Practitioners need to examine their own attitudes and ask themselves whether their practice shows any evidence of indirect discrimination, however anti-discriminatory they may feel that they are as an individual. For example, do practitioners misinterpret cultural differences as mental health symptoms, do they believe there is a link between immigration and mental illness or could they be inherently racist and see some service users as posing more of a risk simply because they are not white?. The Bennett Report found that institutional racism existed within UK mental health services and there is still work required to eliminate this. Collier (1999) asserts, “Institutional racism must be stamped out, but leaving it to individuals is not to be recommended. Mechanisms must be put in position to make the change corporate…nothing less is unfair or unworkable” This is the key point – institutional racism is far bigger than the actions of a few individuals and beyond the remit of individuals to resolve. Tackling inherent institutional racism across a large organisation needs large scale change over a period of time. The recommendations of the Bennett Report have pointed the way forward and DRE looks to build on this. Change to attitudes towards BME service users must be driven from the top downwards and be embedded in all areas of the organisation. Advocate for service user who feels that they are wrongly detained in hospital under MHA1983, inappropriate use of power under MHA83 is a trap, for social workers to fall into if they are not sufficiently aware of diversity issues of psychiatry (Thompson 2006).

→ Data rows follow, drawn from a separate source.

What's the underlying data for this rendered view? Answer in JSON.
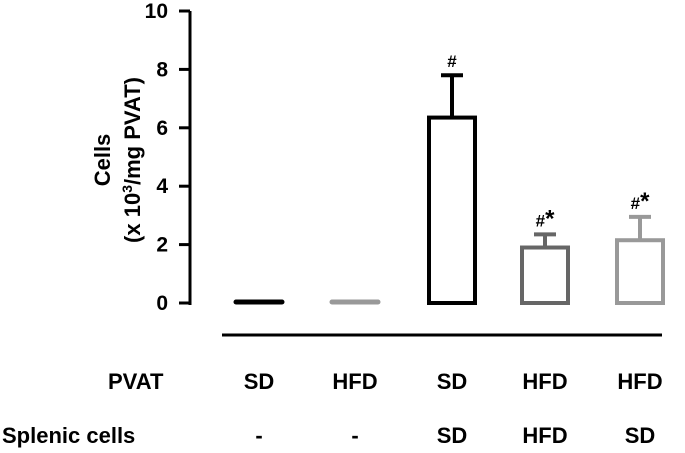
{
  "chart_data": {
    "type": "bar",
    "title": "",
    "ylabel_line1": "Cells",
    "ylabel_line2_prefix": "(x 10",
    "ylabel_line2_sup": "3",
    "ylabel_line2_suffix": "/mg PVAT)",
    "ylim": [
      0,
      10
    ],
    "yticks": [
      0,
      2,
      4,
      6,
      8,
      10
    ],
    "grid": false,
    "row_labels": [
      "PVAT",
      "Splenic cells"
    ],
    "categories_pvat": [
      "SD",
      "HFD",
      "SD",
      "HFD",
      "HFD"
    ],
    "categories_splenic": [
      "-",
      "-",
      "SD",
      "HFD",
      "SD"
    ],
    "values": [
      0.05,
      0.05,
      6.35,
      1.9,
      2.15
    ],
    "errors": [
      0.03,
      0.03,
      1.45,
      0.45,
      0.8
    ],
    "annotations": [
      "",
      "",
      "#",
      "#*",
      "#*"
    ],
    "colors": [
      "#000000",
      "#999999",
      "#000000",
      "#666666",
      "#999999"
    ]
  }
}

I have learned that I should be able to challenge racism, and should always recognise and respect diversity when working with service users. I should endeavour to always reflect on my practice using own initiatives, involve service user’s and their families in formulating care plans, be able to work as a team member and continue to update myself in current guidelines, policies and procedures and more so, work in anti-discriminatory and anti-oppressive manner.
In conclusion; ‘Institutional racism’ could possibly explain why BME higher prevalence within in-patient areas of the mental health service. On the other hand, it is clearly apparent that institutional racism is still at large, what is needed here is a re-assessment of the mental health service, including new coping strategies for individuals from BME and support community wide. The breakdown of stereotyping will be necessary for both the medical professional and the wider community. It is clear that staff in mental health units have in the past ignored cultural values of ‘others’.